Sloth (Latin, acedia)- noun- habitual disinclination to exertion; indolence; laziness.
Not many people would believe that before Dunder Mifflin, Jim Halpert wasn't really one for pranks. He enjoyed a laugh every now and then, yeah, and he'd taken part in his fair share of stupid shit in college, but you could blame most of that on the booze. As a general rule, though, Jim enjoyed cracking jokes more than he did the extensive planning that goes into a good prank. He had appreciation for the greats, but he was more of a watcher than a doer.
That was before Dunder Mifflin.
Jim liked to think of his pranks as less of a waste of company time and more of a way to stay sane when you have Dwight K. Schrute for a deskmate. It was a way a combat the deathly boredom that was his job as a salesman at a failing mid-range paper company in a geographically insignificant town. It was his coping mechanism. Sometimes people chalked that up to some character trait, defiance or laziness or whatever, and Jim totally agreed. And everyone knows that Jim Halpert only does that under three conditions- because it irritates Dwight, because Pam said it, or because there's something more he's not ready to admit. When Jim really thinks about the motivation behind his laziness at work, it all comes down to one thing.
Her laugh.
He thinks it's surprising (and a lack of basic self-preservation) that he'd risk his job stability for something like that, but there it is. Every prank he's ever come up with has been designed with the ultimate goal in mind to make Pam Beesley laugh. He knows how much she loves the feel that she's rebelling against something (he wishes it could be her fiancé, and maybe this is a dream deferred) and so he includes her in the planning whenever possible. They dream and scheme and he knows he's just buying time, but he'll pay whatever is necessary to get it, and then they execute this master work they've made together. And she laughs the way he loves, the laugh he's never heard from her around Roy, the one where she throws her head back and her whole face just shines and she's so damn beautiful he can hardly even stand it. It's like the best and worst thing to ever happen to him, because he loves her and he wants her to be happy and at the same time he loves her and he wants her to love him too, and when she laughs he's convinced she does. It plants that renegade seed of hope in him that drives him to a confession in some dark parking lot (and it reminds him of the confessions he used to make as a kid at church, but she's no priest and he's not sorry) and she's not laughing and neither is he.

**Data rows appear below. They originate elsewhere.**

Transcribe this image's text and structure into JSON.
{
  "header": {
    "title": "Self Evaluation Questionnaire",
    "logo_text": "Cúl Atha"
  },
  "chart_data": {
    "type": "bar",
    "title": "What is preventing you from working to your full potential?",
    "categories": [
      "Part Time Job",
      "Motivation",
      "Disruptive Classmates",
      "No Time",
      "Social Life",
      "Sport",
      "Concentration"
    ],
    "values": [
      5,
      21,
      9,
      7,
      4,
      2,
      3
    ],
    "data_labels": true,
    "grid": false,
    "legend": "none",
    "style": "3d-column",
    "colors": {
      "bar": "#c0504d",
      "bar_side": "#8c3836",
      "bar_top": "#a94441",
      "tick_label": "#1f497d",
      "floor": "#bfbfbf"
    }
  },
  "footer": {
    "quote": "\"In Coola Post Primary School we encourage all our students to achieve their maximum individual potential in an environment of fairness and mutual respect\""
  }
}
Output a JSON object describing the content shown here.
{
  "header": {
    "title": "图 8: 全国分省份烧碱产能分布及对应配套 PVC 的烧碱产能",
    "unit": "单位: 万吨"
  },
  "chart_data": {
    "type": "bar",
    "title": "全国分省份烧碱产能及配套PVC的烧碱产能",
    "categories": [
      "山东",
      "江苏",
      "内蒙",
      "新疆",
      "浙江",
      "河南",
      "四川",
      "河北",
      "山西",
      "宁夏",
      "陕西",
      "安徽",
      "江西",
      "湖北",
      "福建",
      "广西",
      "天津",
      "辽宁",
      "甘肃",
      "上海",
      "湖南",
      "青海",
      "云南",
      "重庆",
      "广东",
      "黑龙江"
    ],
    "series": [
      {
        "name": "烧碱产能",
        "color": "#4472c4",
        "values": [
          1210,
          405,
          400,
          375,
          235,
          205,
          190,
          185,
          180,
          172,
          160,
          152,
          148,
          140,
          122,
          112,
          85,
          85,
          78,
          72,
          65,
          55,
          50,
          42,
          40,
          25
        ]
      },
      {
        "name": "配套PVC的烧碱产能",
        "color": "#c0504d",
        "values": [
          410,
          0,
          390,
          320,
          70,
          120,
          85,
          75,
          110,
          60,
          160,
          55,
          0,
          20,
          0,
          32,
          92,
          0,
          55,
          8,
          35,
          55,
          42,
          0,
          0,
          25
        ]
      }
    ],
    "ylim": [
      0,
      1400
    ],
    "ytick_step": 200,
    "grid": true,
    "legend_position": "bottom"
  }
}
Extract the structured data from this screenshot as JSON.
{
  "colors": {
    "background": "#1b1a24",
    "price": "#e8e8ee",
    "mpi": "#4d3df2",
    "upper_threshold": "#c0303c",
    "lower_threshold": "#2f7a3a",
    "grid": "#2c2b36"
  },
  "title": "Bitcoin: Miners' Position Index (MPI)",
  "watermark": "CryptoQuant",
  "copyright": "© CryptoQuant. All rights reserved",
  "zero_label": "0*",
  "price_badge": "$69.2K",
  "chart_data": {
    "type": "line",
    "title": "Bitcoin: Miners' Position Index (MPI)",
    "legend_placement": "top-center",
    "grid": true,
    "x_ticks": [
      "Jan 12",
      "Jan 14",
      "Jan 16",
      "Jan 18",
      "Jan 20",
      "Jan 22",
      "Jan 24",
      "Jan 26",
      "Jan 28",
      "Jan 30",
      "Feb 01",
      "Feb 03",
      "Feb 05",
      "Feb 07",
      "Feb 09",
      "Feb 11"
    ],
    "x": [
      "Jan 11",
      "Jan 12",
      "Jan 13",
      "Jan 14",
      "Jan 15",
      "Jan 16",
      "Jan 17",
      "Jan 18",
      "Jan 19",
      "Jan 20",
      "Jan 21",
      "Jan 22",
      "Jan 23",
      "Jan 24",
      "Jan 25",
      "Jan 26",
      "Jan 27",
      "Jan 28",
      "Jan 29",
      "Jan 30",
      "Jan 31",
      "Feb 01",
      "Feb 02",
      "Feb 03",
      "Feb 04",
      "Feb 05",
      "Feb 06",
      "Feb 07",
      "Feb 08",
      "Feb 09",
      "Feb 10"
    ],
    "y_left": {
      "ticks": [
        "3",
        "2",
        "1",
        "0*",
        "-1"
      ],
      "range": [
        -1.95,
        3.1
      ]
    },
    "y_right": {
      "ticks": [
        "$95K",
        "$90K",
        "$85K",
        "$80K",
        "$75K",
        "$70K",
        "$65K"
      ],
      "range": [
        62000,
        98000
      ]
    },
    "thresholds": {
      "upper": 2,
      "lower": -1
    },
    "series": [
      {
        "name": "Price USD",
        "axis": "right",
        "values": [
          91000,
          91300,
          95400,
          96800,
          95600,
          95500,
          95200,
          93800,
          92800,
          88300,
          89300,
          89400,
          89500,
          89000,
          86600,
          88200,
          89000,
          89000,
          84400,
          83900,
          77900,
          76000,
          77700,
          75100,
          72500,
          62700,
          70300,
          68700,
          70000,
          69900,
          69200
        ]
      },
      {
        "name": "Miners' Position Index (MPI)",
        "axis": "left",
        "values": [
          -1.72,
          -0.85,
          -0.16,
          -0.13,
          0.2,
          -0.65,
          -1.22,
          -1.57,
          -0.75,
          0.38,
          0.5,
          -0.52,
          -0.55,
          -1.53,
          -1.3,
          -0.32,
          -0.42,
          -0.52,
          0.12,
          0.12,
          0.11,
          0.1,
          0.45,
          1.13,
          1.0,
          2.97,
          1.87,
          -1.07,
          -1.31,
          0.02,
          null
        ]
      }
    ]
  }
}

He moves to Stanford and his first (and only) prank falls flat, because who knew Andy had such anger management issues? And in his heart he knows it's no good because she's not there- there's no motivation for him other than precedence- and so he decides that if this is really going to be his job, he better get serious about it. And he's still a salesman at a failing mid-range paper company, but the town is a little closer to being geographically significant and he needs to convince himself he's got something going for him. And then there's Karen, who's smart and beautiful and ambitious, and he thinks that maybe if he borrows that ambition for a little bit he can pull himself together and be someone other than Jim Halpert, Master of Pranks and Jello Encasing.
Then all of a sudden he's back at Scranton, and Pam greets him at the door and she's a million times more beautiful than he's been trying not to remember but has been dreaming about anyway. She's looking at him like she's expecting something and he knows that if he hears her laugh, this entire attempt at recovery will be lost to the sound of it, so he makes no jokes all day besides the quiet ones to Karen (who laughs, but it's not the same and he thinks it might be a formality) and he's secretly grateful that Ryan won't give him his desk back because then at least he won't be able to see her disappointment.
But after a few days that feel more like years, they pull their first prank together since his return. He hears Pam Beesley laugh, and Jim Halpert knows he is hopelessly undone.